The First One:

The MaWSIG (Materials Writing Special Interest Group) is the newest addition to the International Association for Teachers of English as a Foreign Language (IATEFL) family of SIGs. The SIG is for anyone involved in or interested in writing materials for ELT, both published writers, would be published writers or teachers writing materials for their own institutions or classes.
The IATEFL conference in Harrogate, UK in 2014 marked our first anniversary and gave us an opportunity to look back at what we had achieved in the first year.
Our first face to face event was held in Oxford in January, 2014. The title was ‘New Directions in ELT Materials Writing’, and we decided to try a slightly unusual format where, as well as Opening and Closing plenaries, sessions would otherwise all be panel discussions. The committee discussed who we could invite to talk about each topic, and eventually came up with the following list of people and topics:
Opening Plenary from Simon Greenall, on “The Decline and Fall of Course books”
Then the first panel discussion, “Working with external content providers”, was chaired by Karen Spiller with speakers John Hughes, Antonia Clare and Lewis Lansford.
Our second panel discussion, “New ways of working” was chaired by Nick Robinson with Simon LeMaistre, Laurie Harrison and Nicola Prentis contributing.
The third panel discussion, “Publishing without publishers” with Johanna Stirling, Steve Elsworth, Berni Wall and Marcos Benevides was chaired by Karen White.
The final panel discussion: “New resources for materials writers”, was chaired by Sue Kay with speakers Sarah Cunningham, Victoria Boobyer and Paul Dummett.
The closing plenary came from Laura Austin on “What could ELT learn from the wider world of publishing?”

Keen-eyed readers of The Fair List, UK blog will notice that the balance between female and male speakers was pretty much perfect. And, I’m actually proud to say that this happened completely by accident. Proud, because I think it’s an indication that the names which we immediately thought of were not all, or even mostly, male.

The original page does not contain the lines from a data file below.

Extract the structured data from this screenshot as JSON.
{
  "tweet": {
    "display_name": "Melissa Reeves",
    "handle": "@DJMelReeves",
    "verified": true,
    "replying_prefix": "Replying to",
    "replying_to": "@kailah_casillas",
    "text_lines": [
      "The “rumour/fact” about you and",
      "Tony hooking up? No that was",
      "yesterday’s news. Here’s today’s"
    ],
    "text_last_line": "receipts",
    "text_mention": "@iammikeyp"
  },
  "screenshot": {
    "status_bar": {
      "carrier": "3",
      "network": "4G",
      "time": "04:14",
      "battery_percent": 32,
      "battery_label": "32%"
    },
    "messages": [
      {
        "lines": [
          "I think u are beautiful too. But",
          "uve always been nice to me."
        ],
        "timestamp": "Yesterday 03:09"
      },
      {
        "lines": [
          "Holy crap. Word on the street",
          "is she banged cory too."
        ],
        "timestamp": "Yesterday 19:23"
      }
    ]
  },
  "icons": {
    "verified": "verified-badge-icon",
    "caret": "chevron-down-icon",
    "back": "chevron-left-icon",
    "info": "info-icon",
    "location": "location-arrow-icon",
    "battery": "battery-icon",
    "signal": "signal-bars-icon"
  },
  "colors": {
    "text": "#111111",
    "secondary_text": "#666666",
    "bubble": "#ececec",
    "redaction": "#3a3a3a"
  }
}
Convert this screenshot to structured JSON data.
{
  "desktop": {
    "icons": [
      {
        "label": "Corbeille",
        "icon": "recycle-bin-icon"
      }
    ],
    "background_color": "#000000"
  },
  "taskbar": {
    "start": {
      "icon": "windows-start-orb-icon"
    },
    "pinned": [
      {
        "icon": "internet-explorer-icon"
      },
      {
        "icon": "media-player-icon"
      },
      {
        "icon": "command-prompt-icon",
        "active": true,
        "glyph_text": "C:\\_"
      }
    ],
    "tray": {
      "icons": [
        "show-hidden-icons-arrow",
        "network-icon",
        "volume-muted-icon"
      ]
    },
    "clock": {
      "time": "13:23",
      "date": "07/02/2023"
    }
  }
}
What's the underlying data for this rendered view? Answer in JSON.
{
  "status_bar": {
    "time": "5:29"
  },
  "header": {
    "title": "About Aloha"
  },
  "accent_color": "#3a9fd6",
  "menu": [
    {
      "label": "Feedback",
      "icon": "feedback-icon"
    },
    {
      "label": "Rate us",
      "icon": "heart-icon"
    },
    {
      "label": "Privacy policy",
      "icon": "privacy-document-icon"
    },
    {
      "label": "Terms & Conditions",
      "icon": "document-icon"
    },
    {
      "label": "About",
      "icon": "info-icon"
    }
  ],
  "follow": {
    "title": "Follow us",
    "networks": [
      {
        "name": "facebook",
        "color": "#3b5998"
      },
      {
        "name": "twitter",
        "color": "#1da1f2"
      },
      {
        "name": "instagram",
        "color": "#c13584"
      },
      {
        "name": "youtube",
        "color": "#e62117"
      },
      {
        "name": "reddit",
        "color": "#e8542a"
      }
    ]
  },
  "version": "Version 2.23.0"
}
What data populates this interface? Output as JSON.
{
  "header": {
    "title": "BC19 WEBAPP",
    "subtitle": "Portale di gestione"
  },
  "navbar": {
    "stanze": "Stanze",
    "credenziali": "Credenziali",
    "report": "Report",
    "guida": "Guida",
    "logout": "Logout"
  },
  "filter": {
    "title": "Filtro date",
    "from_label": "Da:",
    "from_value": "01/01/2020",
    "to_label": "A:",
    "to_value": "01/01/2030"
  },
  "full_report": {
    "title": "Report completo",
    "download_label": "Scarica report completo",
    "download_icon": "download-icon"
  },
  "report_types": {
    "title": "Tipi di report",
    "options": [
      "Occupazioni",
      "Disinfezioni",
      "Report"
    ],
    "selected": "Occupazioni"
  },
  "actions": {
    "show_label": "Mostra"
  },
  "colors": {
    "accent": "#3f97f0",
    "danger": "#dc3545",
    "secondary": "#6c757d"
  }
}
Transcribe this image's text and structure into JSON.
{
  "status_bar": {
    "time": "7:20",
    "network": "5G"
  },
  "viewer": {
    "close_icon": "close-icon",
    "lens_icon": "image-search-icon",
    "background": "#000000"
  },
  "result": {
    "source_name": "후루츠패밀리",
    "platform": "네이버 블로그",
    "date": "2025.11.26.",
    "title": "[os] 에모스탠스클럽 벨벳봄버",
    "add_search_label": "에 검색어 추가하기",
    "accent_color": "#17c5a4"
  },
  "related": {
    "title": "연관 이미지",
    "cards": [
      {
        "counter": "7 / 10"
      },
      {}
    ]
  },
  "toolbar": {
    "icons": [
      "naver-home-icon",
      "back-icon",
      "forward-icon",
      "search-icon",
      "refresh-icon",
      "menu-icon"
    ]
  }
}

There are, as we know, excellent ELT speakers of both genders, and, once we had realised the gender balance we had achieved, we decided that this was something we should try to achieve consciously from now on.


Thus our Pre- Conference Event at IATEFL on ‘Writing for Digital’ was similarly well-balanced, with Katherine Bilsborough, Jeremy Day, Lucy Norris and Laurie Harrison. And the sessions selected for our SIG day thread at the conference had nine speakers, five of whom were female.

In both these cases, the speakers we selected were those we most wanted, and the gender balance was achieved effortlessly. However, we believe that it is important that the balance of speakers is maintained, and would certainly count this as one of the factors in making our speaker choices in future.
Interestingly, quite a few of the female speakers at the above events expressed doubts (which we in no way shared) about their ability to present in such a high profile way. None of the male presenters did. I believe that more women are being selected to present at conferences, but would suggest that there is sometimes still a hesitancy and unwillingness to put themselves forward, especially for plenaries and panels. This is something I know The Fair List plans to help would-be presenters to overcome by running webinars. (See the Blog for April 2014 and the Future actions section of this web site) and, later on, by offering a mentoring scheme.